Die Mitnahme des OS sollte nur dann recht reibungslos funktionieren, wenn der bisherige Chipsatztreiber auch den neuen Chipsatz unterstützt. Das ist bei einem Wechsel von Intel nach AMD sicherlich nie der Fall und auch innerhalb Intel nur über wenige Generationen.
 
Unter MSCONIG habe ich nichts verändert und dort werden mir auch nur 4 Kerne angezeigt.
Wenn Dir hier bloß 4 Kerne angezeigt werden, dann mach mal das Häckchen raus. da muß nicht angehakt, oder eine Kernzahl angegeben werden.

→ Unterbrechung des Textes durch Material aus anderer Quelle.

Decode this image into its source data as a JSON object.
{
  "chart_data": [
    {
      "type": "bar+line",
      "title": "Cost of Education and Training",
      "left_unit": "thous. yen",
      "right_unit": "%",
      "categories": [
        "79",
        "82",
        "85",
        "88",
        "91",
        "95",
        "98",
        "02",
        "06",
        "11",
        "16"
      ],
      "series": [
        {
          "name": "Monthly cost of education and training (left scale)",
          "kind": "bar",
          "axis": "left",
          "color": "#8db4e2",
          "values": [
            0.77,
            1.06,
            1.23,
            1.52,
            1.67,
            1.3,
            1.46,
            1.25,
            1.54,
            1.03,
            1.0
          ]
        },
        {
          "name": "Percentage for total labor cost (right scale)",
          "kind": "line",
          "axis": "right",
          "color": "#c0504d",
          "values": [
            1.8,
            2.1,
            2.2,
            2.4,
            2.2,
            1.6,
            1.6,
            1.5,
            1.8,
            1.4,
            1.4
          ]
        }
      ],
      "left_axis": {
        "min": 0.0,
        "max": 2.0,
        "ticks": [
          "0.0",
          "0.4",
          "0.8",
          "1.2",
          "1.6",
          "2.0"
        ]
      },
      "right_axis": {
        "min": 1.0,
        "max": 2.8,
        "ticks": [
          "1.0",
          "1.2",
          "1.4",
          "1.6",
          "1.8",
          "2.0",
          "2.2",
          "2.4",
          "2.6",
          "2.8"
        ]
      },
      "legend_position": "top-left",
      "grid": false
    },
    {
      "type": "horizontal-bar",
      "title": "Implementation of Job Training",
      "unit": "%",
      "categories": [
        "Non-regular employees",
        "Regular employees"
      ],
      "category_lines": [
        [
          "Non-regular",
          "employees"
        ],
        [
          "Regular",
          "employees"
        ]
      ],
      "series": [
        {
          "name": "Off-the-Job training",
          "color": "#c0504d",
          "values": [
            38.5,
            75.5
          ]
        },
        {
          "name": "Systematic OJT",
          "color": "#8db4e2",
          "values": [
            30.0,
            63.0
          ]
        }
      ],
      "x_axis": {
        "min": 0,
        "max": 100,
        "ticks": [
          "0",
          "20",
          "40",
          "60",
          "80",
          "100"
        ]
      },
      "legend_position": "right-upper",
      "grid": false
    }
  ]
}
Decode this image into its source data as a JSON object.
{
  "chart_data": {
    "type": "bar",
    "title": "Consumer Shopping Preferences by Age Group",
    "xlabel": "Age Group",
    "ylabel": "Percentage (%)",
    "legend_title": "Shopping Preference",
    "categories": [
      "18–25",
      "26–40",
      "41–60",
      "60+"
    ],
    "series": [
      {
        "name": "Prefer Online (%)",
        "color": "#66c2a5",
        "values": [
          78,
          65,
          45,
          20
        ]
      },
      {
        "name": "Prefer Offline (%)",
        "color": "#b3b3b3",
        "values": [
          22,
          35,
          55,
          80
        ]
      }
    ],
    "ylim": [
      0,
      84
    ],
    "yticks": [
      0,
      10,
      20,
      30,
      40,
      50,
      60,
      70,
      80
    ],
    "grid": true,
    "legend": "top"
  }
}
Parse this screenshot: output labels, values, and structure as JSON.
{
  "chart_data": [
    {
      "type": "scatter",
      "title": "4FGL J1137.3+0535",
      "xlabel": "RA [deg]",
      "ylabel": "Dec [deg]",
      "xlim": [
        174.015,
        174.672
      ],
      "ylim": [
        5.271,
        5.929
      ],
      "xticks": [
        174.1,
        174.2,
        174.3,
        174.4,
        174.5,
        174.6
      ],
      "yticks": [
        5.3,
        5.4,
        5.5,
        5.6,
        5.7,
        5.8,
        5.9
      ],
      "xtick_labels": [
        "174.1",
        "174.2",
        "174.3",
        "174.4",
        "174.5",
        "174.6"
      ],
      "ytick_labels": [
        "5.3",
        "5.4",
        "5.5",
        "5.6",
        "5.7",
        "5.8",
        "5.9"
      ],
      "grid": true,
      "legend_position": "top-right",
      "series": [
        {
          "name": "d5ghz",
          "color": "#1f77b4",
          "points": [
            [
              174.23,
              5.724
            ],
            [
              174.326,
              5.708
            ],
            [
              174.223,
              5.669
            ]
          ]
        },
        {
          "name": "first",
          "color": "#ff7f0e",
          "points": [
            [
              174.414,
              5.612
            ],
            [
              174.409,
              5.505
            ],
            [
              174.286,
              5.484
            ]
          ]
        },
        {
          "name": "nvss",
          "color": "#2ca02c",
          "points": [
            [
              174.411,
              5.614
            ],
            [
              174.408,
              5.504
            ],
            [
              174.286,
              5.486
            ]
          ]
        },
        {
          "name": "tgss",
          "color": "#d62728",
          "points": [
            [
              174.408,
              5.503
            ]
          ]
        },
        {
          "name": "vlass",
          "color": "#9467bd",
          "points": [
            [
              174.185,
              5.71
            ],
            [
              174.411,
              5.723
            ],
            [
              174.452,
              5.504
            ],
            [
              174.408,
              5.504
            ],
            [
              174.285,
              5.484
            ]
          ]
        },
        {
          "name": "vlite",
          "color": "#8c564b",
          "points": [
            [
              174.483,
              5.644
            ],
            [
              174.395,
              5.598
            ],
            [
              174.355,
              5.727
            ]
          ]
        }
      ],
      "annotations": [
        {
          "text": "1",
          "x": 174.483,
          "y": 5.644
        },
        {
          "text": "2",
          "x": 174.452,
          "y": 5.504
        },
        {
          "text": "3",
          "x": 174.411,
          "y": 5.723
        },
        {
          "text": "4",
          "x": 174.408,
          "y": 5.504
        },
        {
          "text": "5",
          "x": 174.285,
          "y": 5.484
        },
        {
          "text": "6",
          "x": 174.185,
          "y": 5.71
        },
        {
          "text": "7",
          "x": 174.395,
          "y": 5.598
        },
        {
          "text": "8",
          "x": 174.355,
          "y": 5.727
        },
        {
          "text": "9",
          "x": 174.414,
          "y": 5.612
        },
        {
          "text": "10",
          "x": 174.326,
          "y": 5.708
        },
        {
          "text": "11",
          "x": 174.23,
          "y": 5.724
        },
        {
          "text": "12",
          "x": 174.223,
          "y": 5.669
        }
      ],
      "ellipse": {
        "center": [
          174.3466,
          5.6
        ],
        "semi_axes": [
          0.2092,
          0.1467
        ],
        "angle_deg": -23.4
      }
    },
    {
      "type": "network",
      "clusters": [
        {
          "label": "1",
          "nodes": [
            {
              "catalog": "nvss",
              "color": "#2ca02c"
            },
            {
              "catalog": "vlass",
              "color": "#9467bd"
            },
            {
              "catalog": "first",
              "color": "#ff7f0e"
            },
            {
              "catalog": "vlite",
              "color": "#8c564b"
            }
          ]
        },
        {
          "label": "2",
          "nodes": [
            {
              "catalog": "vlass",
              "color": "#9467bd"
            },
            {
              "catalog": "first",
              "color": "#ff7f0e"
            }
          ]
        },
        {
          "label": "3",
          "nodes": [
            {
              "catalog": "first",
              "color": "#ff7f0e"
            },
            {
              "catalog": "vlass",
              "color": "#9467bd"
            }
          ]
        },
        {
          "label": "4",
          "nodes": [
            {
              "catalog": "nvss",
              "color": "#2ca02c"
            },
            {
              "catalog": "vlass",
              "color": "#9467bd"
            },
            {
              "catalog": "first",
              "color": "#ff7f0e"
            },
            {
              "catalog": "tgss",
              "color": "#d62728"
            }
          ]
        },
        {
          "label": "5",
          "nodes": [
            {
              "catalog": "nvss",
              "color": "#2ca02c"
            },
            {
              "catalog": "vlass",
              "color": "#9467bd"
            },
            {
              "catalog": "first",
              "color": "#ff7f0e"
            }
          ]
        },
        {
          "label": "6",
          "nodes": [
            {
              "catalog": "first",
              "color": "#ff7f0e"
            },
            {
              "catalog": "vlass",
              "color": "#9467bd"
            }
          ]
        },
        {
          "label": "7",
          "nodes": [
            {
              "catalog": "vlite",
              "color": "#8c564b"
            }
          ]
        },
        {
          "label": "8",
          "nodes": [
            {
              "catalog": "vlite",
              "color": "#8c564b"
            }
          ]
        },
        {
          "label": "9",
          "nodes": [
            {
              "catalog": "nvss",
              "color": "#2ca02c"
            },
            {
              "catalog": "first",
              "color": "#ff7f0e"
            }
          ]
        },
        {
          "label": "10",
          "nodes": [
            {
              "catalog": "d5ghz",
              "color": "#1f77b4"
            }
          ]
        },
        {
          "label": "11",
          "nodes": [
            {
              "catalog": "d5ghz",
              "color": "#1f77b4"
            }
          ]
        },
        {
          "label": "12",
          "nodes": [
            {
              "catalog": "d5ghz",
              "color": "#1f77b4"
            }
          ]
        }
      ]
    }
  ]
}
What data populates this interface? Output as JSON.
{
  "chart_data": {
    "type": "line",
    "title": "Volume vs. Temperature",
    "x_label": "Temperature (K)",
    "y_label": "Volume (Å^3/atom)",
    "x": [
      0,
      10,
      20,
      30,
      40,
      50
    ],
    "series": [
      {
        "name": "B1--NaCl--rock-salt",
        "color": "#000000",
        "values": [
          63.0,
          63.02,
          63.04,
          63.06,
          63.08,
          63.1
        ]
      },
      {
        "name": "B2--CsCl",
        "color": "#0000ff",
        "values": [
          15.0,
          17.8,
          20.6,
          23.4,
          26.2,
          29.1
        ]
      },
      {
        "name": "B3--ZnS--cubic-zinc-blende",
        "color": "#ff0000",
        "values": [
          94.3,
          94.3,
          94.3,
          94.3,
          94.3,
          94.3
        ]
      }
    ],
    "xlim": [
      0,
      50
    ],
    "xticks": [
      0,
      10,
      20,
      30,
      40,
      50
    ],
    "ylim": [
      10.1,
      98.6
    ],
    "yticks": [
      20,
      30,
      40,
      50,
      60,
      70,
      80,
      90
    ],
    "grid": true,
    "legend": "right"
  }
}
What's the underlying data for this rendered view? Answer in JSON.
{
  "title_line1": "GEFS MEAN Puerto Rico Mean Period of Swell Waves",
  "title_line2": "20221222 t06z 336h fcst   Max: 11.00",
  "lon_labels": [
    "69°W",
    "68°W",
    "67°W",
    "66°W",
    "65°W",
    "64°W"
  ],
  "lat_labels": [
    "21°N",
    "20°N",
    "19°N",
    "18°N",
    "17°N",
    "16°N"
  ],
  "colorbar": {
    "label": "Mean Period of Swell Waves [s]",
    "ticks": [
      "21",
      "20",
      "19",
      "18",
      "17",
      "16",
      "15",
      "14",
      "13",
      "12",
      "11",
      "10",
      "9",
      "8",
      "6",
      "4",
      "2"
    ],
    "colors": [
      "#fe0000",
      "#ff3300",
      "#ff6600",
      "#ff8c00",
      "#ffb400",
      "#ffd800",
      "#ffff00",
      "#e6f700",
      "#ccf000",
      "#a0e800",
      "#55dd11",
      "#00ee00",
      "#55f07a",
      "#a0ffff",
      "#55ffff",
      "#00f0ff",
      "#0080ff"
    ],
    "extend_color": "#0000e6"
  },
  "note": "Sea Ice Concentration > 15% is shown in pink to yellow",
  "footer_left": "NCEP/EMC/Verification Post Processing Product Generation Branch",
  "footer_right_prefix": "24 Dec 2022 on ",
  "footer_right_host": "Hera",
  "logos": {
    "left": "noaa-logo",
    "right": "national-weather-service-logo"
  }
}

Neustart nicht vergessen :D.
msconfig.PNG

Allerdings bevorzuge ich bei solchen Sachen auch eine Neuinstallation.
 
Was DaHell63 geschrieben hat wird unter Umständen schon helfen. Ich habe meine Win10-Installation damals mit einem 3930k gemacht und das vor über 4 Jahren. Danach kam noch ein R7 1700 und ein 3700X inkl. Mainboard und RAM-Wechsel, sowie Wechsel von kleiner SSD auf große SSD. Wenn das nicht geklappt hätte würde ich das System auch neu installieren, aber Seit Windows Vista ist das nicht mehr immer notwendig.
 
Ich bin von einem AMD A10-7850K auf den R9 3900X gekommen ... auch von Sockel FM2+ zu AM4 war ein neues Windows von vornherein die richtige Wahl. Viel zu viele unterschiedliche Treiber sind zu anfällig/aufwendig, wenn man kein IT-Profi ist ;)
 
Braucht man inzwischen ja nicht mehr zu sein. Windows deinstalliert inzwischen die nicht genutzten Treiber und sucht in der WQHL-Datenbank nach offiziellen für die neue Hardware. Manchmal sind das veraltete, funktioniert inzwischen aber dennoch sehr gut.
 
Ich rate trotzdem zur eine Neuinstallation, das ist einfach das sauberste und man kann auch gleich die aktuelle Win10 installieren. Damit schleppt man dann auch nicht jahrelange Upgrades mit den ganzen Problemen rum.